Objects become hot when the atoms in the object vibrate.
Low temperatures and high temperatures
The atoms in colder objects vibrate slower than those in hotter objects.
Bonus extra: Absolute zero ( 0 degrees Kelvin ) is the point at which molecular motion is at a minimum (try saying that 10 times fast :P)
Bigger objects generally have more heat energy i.e although a sparkler is hotter than an iceberg, since the iceberg is so much bigger it has more heat energy.
A cup of coffee will cool down because it's giving out its heat energy to the surroundings. There are 3 methods of heat transfer:
Conduction: The heat energy is passed around the object from atoms bumping into each other. Most metals are good conductors.
Convection: This type of heat transfer only occurs in fluids (gases or liquids). It is when a fluid moves around and carries heat with it. Some of the fluid gets heated and rises (because it is less dense). At the top, the fluid will cool and fall back down again. Key words: convection current
Radiation: Using this method, heat can travel through a vacuum.The energy is carried in infrared waves.

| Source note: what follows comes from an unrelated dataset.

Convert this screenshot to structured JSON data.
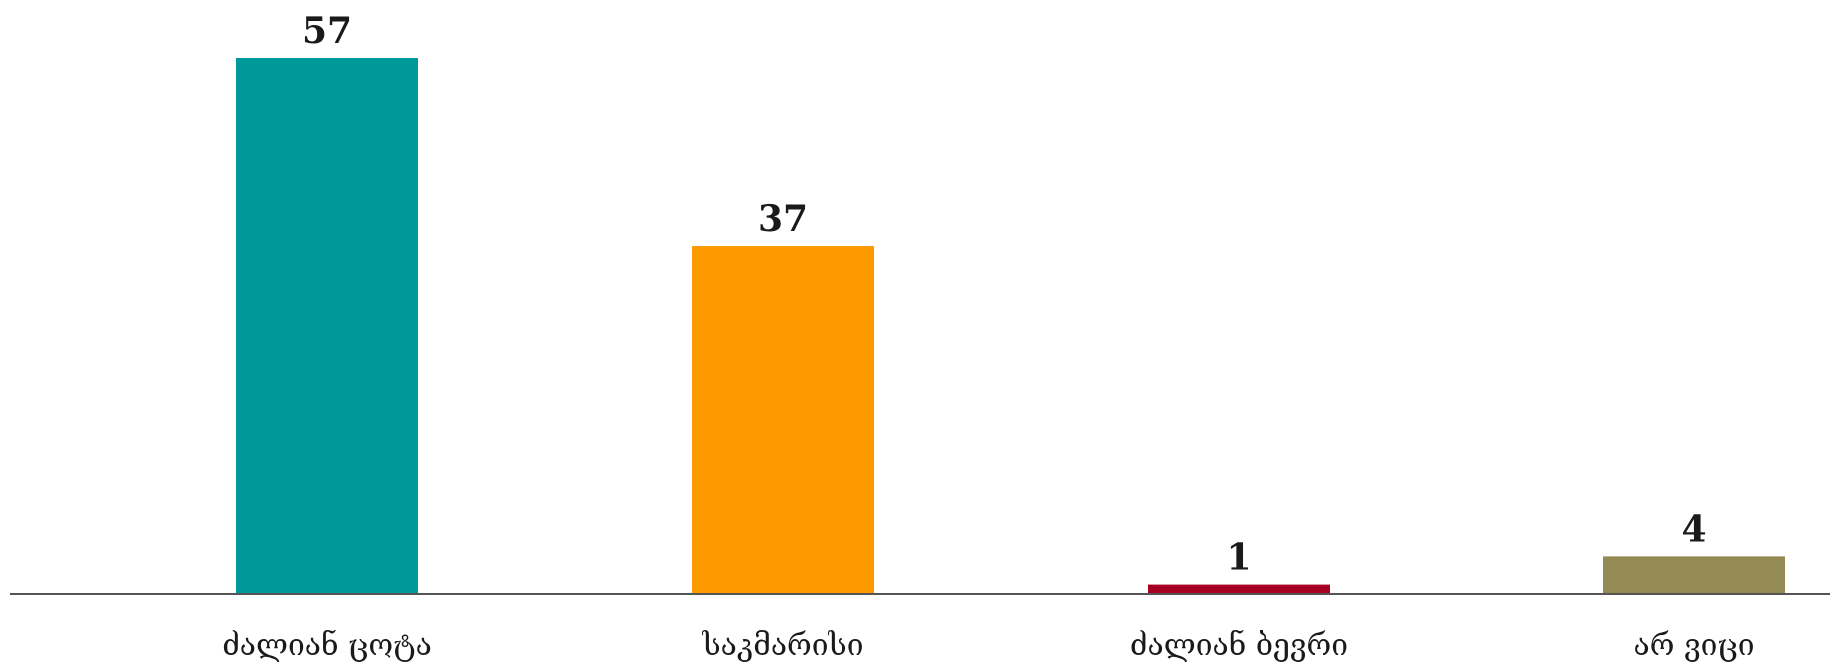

Refraction Keywords Galore
Refraction: The bending of light through different materials
Opaque: Lets no light through
Translucent: Lets some light through
Transparent: Lets all light through
Incident ray: The beam of light that is arriving in a prism
Angle of incidence: The angular distance of the incident ray from the normal
Normal: A line straight through the middle of the prism
Refracted ray: The beam of light that comes out of a prism
Angle of Refraction: The angular distance of the refracted ray from the normal.
Light + Lenses
Convex lenses make light converge
Concave lenses make light diverge
White light splits into different colours when it travels through a prism.
Remember ROY G BIV
Sound and Hearing
- Sound travels as waves formed when something vibrates
- Sound needs a medium to travel through!
- High pitched noises are high frequency
- Low pitched noises are low frequency
- Loud noises have high amplitude
- Quiet noises have low amplitude
- Frequency is measured in Hertz
- Human hearing is from around 20Hz to 20kHz.
- Amplitude is measured in decibels (dB)
- Sounds above 80dB can damage your hearing.